Reste qu’ils sont encore nombreux à ne pas oser demander de l’aide. Dans l’imaginaire collectif, les marins sont des hommes forts et solidaires, capables de tout mettre à distance. Si cette stratégie est payante pour affronter les pires tempêtes, elle devient un inconvénient lorsque la souffrance psychique s’installe. « Il faut au contraire qu’ils puissent dire qu’ils vont mal en acceptant qu’ils ont le droit d’être fragiles. En clair, il faut les rendre à nouveau humains », plaide le psychiatre. Humains, certes, mais doués d’une aptitude hors norme à rebondir face aux événements traumatogènes. C’est du moins le constat de Camille Jego après quasiment deux ans à recueillir leurs maux : « Même s’ils passent par des périodes intenses de souffrance, ils sont très résilients. En cause, le développement de mécanismes de défense très opérationnels du fait des conditions d’exercice sur un navire. C’est pourquoi les prises en charge sont plutôt rapides, de l’ordre de six mois environ, même s’ils savent qu’on sera là s’ils ont de nouveau besoin de nous. »

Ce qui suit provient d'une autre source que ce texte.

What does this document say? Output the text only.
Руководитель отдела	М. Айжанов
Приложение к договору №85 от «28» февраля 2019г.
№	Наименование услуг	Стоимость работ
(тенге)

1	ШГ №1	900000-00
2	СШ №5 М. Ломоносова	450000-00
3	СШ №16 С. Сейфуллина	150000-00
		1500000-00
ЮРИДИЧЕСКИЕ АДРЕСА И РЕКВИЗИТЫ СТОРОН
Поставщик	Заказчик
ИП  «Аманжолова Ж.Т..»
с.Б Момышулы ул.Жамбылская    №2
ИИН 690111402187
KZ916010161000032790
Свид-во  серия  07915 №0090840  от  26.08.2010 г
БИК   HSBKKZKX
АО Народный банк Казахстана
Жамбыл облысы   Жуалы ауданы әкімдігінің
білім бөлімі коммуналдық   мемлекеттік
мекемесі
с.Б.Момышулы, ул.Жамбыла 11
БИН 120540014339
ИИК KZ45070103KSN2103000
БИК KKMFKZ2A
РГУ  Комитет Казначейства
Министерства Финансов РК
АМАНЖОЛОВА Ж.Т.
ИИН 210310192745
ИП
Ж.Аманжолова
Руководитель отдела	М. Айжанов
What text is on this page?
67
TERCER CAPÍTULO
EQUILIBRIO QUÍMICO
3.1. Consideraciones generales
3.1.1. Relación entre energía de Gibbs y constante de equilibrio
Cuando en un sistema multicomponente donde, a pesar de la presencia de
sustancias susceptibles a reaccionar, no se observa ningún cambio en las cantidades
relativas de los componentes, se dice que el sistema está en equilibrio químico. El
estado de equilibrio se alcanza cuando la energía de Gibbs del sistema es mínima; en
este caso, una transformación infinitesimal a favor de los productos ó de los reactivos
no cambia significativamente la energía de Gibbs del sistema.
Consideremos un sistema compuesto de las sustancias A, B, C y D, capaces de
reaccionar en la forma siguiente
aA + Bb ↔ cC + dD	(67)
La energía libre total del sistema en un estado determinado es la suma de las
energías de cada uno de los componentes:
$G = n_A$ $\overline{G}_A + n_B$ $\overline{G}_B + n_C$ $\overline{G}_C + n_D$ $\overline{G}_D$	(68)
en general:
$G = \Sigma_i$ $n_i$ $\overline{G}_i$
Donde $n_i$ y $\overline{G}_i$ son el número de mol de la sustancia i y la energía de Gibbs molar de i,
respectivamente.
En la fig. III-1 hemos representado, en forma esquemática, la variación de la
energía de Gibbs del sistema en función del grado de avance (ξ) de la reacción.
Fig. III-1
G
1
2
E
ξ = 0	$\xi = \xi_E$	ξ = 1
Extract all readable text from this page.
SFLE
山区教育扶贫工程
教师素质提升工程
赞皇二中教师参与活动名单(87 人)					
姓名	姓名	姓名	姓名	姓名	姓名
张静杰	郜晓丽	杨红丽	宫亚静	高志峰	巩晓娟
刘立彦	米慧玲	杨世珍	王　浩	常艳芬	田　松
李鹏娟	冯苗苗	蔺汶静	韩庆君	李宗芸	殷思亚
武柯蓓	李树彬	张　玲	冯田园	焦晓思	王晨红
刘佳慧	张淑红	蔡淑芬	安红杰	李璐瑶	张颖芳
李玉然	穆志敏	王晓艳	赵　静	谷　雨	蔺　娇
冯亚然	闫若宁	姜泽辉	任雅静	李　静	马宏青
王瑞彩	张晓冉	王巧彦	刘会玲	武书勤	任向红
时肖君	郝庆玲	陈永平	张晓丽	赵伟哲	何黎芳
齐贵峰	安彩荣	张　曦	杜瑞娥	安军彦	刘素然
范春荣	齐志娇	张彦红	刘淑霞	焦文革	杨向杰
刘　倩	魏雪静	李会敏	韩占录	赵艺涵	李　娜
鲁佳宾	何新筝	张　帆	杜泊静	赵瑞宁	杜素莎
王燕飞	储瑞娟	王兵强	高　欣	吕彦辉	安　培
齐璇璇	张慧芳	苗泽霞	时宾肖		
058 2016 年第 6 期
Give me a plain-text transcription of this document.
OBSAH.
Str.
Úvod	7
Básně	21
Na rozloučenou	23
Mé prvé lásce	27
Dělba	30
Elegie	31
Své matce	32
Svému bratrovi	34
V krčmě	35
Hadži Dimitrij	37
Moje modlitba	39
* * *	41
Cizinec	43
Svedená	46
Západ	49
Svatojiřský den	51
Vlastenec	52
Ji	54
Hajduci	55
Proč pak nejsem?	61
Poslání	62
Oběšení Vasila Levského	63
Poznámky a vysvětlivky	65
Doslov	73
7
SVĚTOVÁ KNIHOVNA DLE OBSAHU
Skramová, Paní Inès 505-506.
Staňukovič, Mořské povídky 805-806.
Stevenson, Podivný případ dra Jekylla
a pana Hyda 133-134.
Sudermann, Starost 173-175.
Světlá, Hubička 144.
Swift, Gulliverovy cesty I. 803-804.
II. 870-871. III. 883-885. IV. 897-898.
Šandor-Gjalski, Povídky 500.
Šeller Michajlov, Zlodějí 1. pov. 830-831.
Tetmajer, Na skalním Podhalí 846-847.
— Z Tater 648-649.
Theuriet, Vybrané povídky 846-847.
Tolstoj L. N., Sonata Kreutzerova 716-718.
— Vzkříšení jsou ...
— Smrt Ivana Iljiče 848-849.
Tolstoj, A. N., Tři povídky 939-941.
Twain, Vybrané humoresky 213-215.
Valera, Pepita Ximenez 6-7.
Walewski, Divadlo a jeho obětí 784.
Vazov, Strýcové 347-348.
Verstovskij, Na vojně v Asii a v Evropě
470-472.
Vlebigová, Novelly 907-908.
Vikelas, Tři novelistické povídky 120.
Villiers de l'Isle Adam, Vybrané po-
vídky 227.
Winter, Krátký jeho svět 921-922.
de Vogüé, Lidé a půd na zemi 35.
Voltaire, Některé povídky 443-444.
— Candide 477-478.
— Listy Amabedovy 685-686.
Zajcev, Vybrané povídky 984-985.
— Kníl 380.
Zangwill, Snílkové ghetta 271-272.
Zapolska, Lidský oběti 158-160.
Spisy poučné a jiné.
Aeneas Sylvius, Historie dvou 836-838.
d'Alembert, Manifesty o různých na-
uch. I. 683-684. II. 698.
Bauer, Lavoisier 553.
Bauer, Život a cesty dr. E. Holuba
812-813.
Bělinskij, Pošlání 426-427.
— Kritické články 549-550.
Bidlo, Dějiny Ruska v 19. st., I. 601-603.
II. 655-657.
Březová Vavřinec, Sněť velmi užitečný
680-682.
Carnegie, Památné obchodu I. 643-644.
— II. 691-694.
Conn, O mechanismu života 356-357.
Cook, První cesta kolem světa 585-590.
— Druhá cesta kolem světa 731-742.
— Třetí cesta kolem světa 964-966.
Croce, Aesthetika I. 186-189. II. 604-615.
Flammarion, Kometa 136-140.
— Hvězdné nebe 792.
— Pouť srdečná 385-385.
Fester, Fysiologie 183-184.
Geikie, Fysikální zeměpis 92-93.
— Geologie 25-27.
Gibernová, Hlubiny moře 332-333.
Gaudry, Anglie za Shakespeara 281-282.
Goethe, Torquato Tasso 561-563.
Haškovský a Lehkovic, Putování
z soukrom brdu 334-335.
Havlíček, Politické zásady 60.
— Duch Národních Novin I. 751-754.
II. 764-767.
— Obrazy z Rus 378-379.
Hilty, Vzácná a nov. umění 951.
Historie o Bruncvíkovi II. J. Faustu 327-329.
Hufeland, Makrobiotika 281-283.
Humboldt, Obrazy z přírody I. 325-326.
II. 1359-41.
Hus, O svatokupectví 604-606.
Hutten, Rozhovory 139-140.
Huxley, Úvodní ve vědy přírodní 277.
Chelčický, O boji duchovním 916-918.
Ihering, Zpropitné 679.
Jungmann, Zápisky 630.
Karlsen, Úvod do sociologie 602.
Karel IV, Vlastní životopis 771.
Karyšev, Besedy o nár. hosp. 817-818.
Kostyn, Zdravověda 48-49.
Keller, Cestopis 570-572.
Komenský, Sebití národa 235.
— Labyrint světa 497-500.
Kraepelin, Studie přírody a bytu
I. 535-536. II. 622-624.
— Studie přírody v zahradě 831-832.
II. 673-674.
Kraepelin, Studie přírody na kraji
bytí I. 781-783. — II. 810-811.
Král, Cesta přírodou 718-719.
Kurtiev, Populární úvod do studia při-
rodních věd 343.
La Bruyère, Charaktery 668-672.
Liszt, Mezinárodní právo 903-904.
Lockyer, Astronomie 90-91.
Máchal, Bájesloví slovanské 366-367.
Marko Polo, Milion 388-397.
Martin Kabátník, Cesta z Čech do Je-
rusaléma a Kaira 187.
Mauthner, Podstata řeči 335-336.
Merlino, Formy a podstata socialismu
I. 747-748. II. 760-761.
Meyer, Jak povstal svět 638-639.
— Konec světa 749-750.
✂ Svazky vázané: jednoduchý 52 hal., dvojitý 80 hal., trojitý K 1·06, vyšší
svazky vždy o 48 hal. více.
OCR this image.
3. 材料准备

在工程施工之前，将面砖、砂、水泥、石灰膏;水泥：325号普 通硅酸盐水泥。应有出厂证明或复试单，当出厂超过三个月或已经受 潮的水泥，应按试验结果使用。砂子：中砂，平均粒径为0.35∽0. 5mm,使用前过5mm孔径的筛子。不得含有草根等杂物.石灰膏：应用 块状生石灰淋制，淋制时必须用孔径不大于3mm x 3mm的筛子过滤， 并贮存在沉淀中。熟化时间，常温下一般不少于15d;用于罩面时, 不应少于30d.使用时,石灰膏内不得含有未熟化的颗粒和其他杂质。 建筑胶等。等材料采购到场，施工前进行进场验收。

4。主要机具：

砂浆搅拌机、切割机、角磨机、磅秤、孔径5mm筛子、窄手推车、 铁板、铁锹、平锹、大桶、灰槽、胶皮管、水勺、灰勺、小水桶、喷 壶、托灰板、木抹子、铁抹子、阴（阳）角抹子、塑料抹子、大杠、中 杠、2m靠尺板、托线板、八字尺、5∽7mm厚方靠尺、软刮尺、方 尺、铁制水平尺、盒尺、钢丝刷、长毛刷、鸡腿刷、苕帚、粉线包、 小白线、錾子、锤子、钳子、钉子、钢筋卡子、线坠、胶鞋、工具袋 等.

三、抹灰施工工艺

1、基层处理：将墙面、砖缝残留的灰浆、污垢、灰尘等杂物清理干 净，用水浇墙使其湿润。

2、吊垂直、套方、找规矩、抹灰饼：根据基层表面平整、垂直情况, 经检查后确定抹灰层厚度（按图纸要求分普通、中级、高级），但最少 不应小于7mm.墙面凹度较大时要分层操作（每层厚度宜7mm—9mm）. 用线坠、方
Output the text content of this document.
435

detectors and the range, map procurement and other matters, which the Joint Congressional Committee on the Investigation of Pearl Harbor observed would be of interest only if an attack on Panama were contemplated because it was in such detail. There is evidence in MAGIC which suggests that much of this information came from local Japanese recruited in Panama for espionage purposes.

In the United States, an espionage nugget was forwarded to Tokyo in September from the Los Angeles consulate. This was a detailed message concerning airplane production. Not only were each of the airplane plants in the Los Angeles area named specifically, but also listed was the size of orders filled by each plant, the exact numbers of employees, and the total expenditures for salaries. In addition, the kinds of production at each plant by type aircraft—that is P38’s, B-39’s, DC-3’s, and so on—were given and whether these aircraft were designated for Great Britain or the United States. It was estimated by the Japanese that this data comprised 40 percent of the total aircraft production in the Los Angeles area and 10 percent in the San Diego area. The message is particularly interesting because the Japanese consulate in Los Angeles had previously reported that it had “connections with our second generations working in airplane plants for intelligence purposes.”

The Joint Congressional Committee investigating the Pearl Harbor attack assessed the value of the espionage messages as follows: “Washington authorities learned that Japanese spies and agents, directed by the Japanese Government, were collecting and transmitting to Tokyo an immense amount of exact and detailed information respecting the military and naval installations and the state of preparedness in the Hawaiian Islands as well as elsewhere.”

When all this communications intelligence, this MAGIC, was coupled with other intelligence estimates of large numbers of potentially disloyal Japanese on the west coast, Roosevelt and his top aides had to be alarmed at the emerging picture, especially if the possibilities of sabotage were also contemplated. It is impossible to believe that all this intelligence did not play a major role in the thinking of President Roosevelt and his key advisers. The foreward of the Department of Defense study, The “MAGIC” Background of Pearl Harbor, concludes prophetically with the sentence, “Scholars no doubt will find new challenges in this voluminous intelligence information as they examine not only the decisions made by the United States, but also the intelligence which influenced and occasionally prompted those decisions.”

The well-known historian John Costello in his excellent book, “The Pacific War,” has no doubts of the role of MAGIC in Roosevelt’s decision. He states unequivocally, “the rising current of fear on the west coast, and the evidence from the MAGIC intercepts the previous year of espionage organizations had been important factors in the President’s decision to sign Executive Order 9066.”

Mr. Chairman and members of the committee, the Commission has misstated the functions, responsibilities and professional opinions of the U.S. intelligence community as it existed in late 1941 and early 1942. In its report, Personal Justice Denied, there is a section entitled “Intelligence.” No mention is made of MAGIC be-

La mer, un métier à hauts risques

En 2017, Camille Jego a réalisé une enquête sur les gens de mer, à la lumière de laquelle la psychologue et fondatrice du Centre ressource d’aide psychologique en mer (Crapem) a montré la surexposition de ces professionnels à des situations à risque. « En termes d’accidentologie, le métier de marin, et de pêcheur en particulier, est l’un des plus dangereux au monde », indique cette petite-fille de marin vannetais. De fait, entre les chutes à l’eau, les naufrages, les suicides ou les décès résultant d’un traumatisme sévère survenu à bord ou à quai, les accidents mortels y sont quatorze fois plus fréquents que dans les autres secteurs d’activité en France*. Plus fréquents encore que dans le bâtiment et les travaux publics, filière pourtant réputée la plus accidentogène dans l’Hexagone ! Pour l’équipage en mer, ces événements sont d’autant plus traumatiques qu’ils doivent prodiguer eux-mêmes les premiers secours. Sans compter les délais souvent longs avant de revenir à terre, de rapatrier une personne blessée ou décédée, sources potentielles d’épuisement psychique supplémentaire. Rien d’étonnant, donc, à ce que le taux de syndrome de stress post-traumatique atteigne 20 %, soit dix fois plus que dans la population générale.

* Ministère de la Mer, « Accidents du travail et maladies professionnelles maritimes. Bilan 2019 ». En ligne sur : bit.ly/3KW3WNi

Réintégrer la pensée globale

Un régime spécial de protection sociale, un service de médecine, un Samu, un centre de sauvetage, une caisse de retraite… Le milieu maritime est organisé de telle sorte que certains gens de mer peuvent passer une partie ou la totalité de leur carrière professionnelle hors des radars des dispositifs habituels. Les sortir de leur isolement sociétal pour les réintégrer dans la pensée globale est une volonté forte du Centre ressource d’aide psychologique en mer (Crapem). Au-delà de ses actions de formation et sensibilisation, la cellule mise sur le développement de la recherche psychiatrique au sein de la population des gens de mer. Le but ? Diffuser les résultats au niveau national et international et ainsi contribuer à réduire le clivage entre terriens et marins. « À part quand il y a des naufrages ou des événements dramatiques en mer, on ne sait rien de ce que ressentent les marins à bord, confirme Jocelyne Robert, cadre de santé. Moi-même, avant de prendre mes fonctions au Crapem, je réagissais comme le commun des mortels. Jusqu’à ce que j’entende le récit de commandants de bord au 1er Congrès de l’urgence médico-psychologique des gens de mer* en octobre dernier et que je réalise que cela n’arrive pas que dans les films. »

* Organisé les 7 et 8 octobre 2021 par le centre hospitalier de Saint-Nazaire et le Crapem en partenariat avec l’Association de formation et de recherche des cellules d’urgence (Aforcump) et la Société française de médecine maritime (SFMM).